There are people who can’t hear the word of God because no one is there to share it with them, he said, as was reported in the society’s publication, the Josephite Harvest magazine.

“When you go to the Josephite missions,” Ricard said, “you’ll find people waiting for you and waiting to hear the word of God.” The society also ordained three priests this year on June 3. 

Bishop John H. Ricard welcomes Ugochukwu Henry Ihuoma (from left), George Agwu Liwhuliwhe and Wisdom Umanah to the altar during the ordination liturgy June 3, 2023, at St. Luke Church in Washington, D.C. Credit: The Josephites

The Josephites trace their origin to the future English Cardinal Herbert Vaughn, who opened the St.
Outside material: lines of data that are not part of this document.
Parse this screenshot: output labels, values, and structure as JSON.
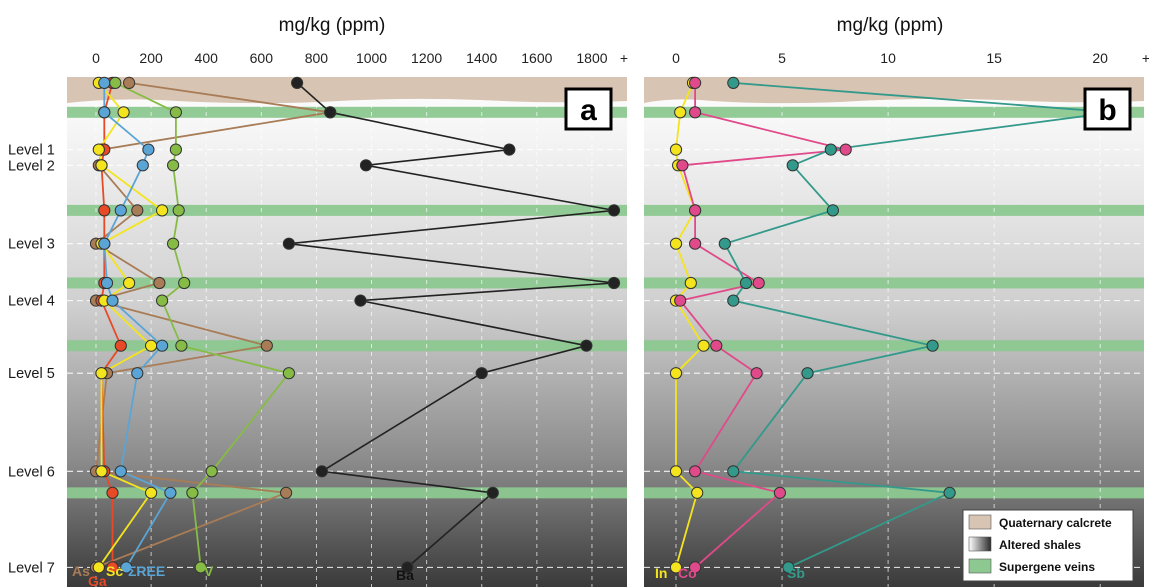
{
  "colors": {
    "calcrete": "#d8c4b2",
    "vein": "#8cc890",
    "As": "#a87c56",
    "Ga": "#e84a27",
    "Sc": "#f4e41e",
    "REE": "#5aa5d6",
    "V": "#86bc45",
    "Ba": "#222222",
    "In": "#f4e41e",
    "Co": "#e04a8a",
    "Sb": "#33998a"
  },
  "legend": {
    "calcrete": "Quaternary calcrete",
    "shales": "Altered shales",
    "veins": "Supergene veins"
  },
  "chart_data": [
    {
      "panel": "a",
      "type": "line",
      "title": "mg/kg (ppm)",
      "xlim": [
        0,
        1880
      ],
      "xticks": [
        "0",
        "200",
        "400",
        "600",
        "800",
        "1000",
        "1200",
        "1400",
        "1600",
        "1800",
        "+"
      ],
      "levels": [
        "Level 1",
        "Level 2",
        "Level 3",
        "Level 4",
        "Level 5",
        "Level 6",
        "Level 7"
      ],
      "series": [
        {
          "name": "As",
          "points": [
            [
              120,
              0.3
            ],
            [
              850,
              1.8
            ],
            [
              20,
              3.7
            ],
            [
              10,
              4.5
            ],
            [
              150,
              6.8
            ],
            [
              0,
              8.5
            ],
            [
              230,
              10.5
            ],
            [
              0,
              11.4
            ],
            [
              620,
              13.7
            ],
            [
              40,
              15.1
            ],
            [
              0,
              20.1
            ],
            [
              690,
              21.2
            ],
            [
              0,
              25.0
            ]
          ]
        },
        {
          "name": "Ga",
          "points": [
            [
              60,
              0.3
            ],
            [
              30,
              1.8
            ],
            [
              30,
              3.7
            ],
            [
              20,
              4.5
            ],
            [
              30,
              6.8
            ],
            [
              30,
              8.5
            ],
            [
              30,
              10.5
            ],
            [
              20,
              11.4
            ],
            [
              90,
              13.7
            ],
            [
              20,
              15.1
            ],
            [
              30,
              20.1
            ],
            [
              60,
              21.2
            ],
            [
              60,
              25.0
            ]
          ]
        },
        {
          "name": "Sc",
          "points": [
            [
              10,
              0.3
            ],
            [
              100,
              1.8
            ],
            [
              10,
              3.7
            ],
            [
              20,
              4.5
            ],
            [
              240,
              6.8
            ],
            [
              20,
              8.5
            ],
            [
              120,
              10.5
            ],
            [
              30,
              11.4
            ],
            [
              200,
              13.7
            ],
            [
              20,
              15.1
            ],
            [
              20,
              20.1
            ],
            [
              200,
              21.2
            ],
            [
              10,
              25.0
            ]
          ]
        },
        {
          "name": "ΣREE",
          "points": [
            [
              30,
              0.3
            ],
            [
              30,
              1.8
            ],
            [
              190,
              3.7
            ],
            [
              170,
              4.5
            ],
            [
              90,
              6.8
            ],
            [
              30,
              8.5
            ],
            [
              40,
              10.5
            ],
            [
              60,
              11.4
            ],
            [
              240,
              13.7
            ],
            [
              150,
              15.1
            ],
            [
              90,
              20.1
            ],
            [
              270,
              21.2
            ],
            [
              110,
              25.0
            ]
          ]
        },
        {
          "name": "V",
          "points": [
            [
              70,
              0.3
            ],
            [
              290,
              1.8
            ],
            [
              290,
              3.7
            ],
            [
              280,
              4.5
            ],
            [
              300,
              6.8
            ],
            [
              280,
              8.5
            ],
            [
              320,
              10.5
            ],
            [
              240,
              11.4
            ],
            [
              310,
              13.7
            ],
            [
              700,
              15.1
            ],
            [
              420,
              20.1
            ],
            [
              350,
              21.2
            ],
            [
              380,
              25.0
            ]
          ]
        },
        {
          "name": "Ba",
          "points": [
            [
              730,
              0.3
            ],
            [
              850,
              1.8
            ],
            [
              1500,
              3.7
            ],
            [
              980,
              4.5
            ],
            [
              1880,
              6.8
            ],
            [
              700,
              8.5
            ],
            [
              1880,
              10.5
            ],
            [
              960,
              11.4
            ],
            [
              1780,
              13.7
            ],
            [
              1400,
              15.1
            ],
            [
              820,
              20.1
            ],
            [
              1440,
              21.2
            ],
            [
              1130,
              25.0
            ]
          ]
        }
      ]
    },
    {
      "panel": "b",
      "type": "line",
      "title": "mg/kg (ppm)",
      "xlim": [
        0,
        21.5
      ],
      "xticks": [
        "0",
        "5",
        "10",
        "15",
        "20",
        "+"
      ],
      "series": [
        {
          "name": "In",
          "points": [
            [
              0.8,
              0.3
            ],
            [
              0.2,
              1.8
            ],
            [
              0.0,
              3.7
            ],
            [
              0.1,
              4.5
            ],
            [
              0.9,
              6.8
            ],
            [
              0.0,
              8.5
            ],
            [
              0.7,
              10.5
            ],
            [
              0.0,
              11.4
            ],
            [
              1.3,
              13.7
            ],
            [
              0.0,
              15.1
            ],
            [
              0.0,
              20.1
            ],
            [
              1.0,
              21.2
            ],
            [
              0.0,
              25.0
            ]
          ]
        },
        {
          "name": "Co",
          "points": [
            [
              0.9,
              0.3
            ],
            [
              0.9,
              1.8
            ],
            [
              8.0,
              3.7
            ],
            [
              0.3,
              4.5
            ],
            [
              0.9,
              6.8
            ],
            [
              0.9,
              8.5
            ],
            [
              3.9,
              10.5
            ],
            [
              0.2,
              11.4
            ],
            [
              1.9,
              13.7
            ],
            [
              3.8,
              15.1
            ],
            [
              0.9,
              20.1
            ],
            [
              4.9,
              21.2
            ],
            [
              0.9,
              25.0
            ]
          ]
        },
        {
          "name": "Sb",
          "points": [
            [
              2.7,
              0.3
            ],
            [
              20.6,
              1.8
            ],
            [
              7.3,
              3.7
            ],
            [
              5.5,
              4.5
            ],
            [
              7.4,
              6.8
            ],
            [
              2.3,
              8.5
            ],
            [
              3.3,
              10.5
            ],
            [
              2.7,
              11.4
            ],
            [
              12.1,
              13.7
            ],
            [
              6.2,
              15.1
            ],
            [
              2.7,
              20.1
            ],
            [
              12.9,
              21.2
            ],
            [
              5.3,
              25.0
            ]
          ]
        }
      ]
    }
  ]
}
Joseph College of the Sacred Heart in Mill Hill, England, in 1866. He petitioned to Pope Pius IX for a mission field for his “Mill Hill missionaries” and the Holy Father wanted the new community to minister to the recently freed African American slaves in the United States, according to the society’s website.

The four missionaries Vaughn brought to Baltimore took an oath issued by the pope in 1871 to make themselves “the father and servant” of African Americans. They vowed not to “ever take up any other work which might cause me to abandon, or in any way neglect the special care” of African Americans.
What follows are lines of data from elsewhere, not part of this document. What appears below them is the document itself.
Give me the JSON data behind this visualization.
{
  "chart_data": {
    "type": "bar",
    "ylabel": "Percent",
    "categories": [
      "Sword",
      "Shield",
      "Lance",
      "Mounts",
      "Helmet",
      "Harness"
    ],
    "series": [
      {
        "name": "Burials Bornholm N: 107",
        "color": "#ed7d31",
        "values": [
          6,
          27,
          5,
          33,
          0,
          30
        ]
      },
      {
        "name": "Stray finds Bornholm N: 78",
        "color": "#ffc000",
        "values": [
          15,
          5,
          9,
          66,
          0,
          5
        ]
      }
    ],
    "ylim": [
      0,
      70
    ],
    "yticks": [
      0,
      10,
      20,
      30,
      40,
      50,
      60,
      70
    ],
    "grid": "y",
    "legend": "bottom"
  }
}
Vaughn consecrated the mission to the Sacred Heart of Jesus “and named his missionaries the “Josephites,” because St. Joseph was honored as the “first missionary,” according to the Josephites website.

“What began as a mission to help the newly freed slaves in America evolved into the broader task of assisting all of the Black community,” the website states. “The Josephites continue in the tradition of Cardinal Vaughn and by the commission of Pope Pius IX, as a society dedicated solely to the service of the African American community.”

Along with the African American parishioners at Church of the Transfiguration in Los Angeles are Catholics from the Caribbean and throughout Africa, according to Josephite Father Godwin Akpan, 54, who has pastored the parish for nine months. 

Each Friday, the multicultural parish offers two hours of eucharistic adoration with devotions to the Sacred Heart, including reparation for sins against the Sacred Heart, an act of consecration, and litany, said Akpan, who is from Nigeria and was ordained in 2010.

The parish’s commemoration of the solemnity of the Sacred Heart will be somewhat different this year, as the Archdiocese of Los Angeles has called all diocesan parishes to pray the litany to the Sacred Heart of Jesus at Mass or during a Holy Hour with the Blessed Sacrament in response to the scheduled June 16 Los Angeles Dodgers’ Pride Night celebration when the team will honor the Sisters of Perpetual Indulgence, a California-based group that has been accused of mocking the Catholic faith, desecrating the cross and Eucharist, and making light of religious sisters.

The Transfiguration congregation has a background in African American culture, music, and literature as well as an accomplished choir, said Akpan, who plays several instruments and sometimes performs with parishioners.  

“I enjoy the ministry because the spirituality, the music, the exuberance, the kind of language,” Akpan said. “We sing, we shout, so that kind of fit in for me, the spirituality of the faith back in Nigeria.”

Two other Josephite pastors are nearby leading the bilingual parishes of St. Brigid and Holy Name of Jesus, and the three pastors support each other, Akpan said.

The Josephites give something important back to the Black community, he said, and despite the decline in priestly vocations, he is confident they will continue to have priests.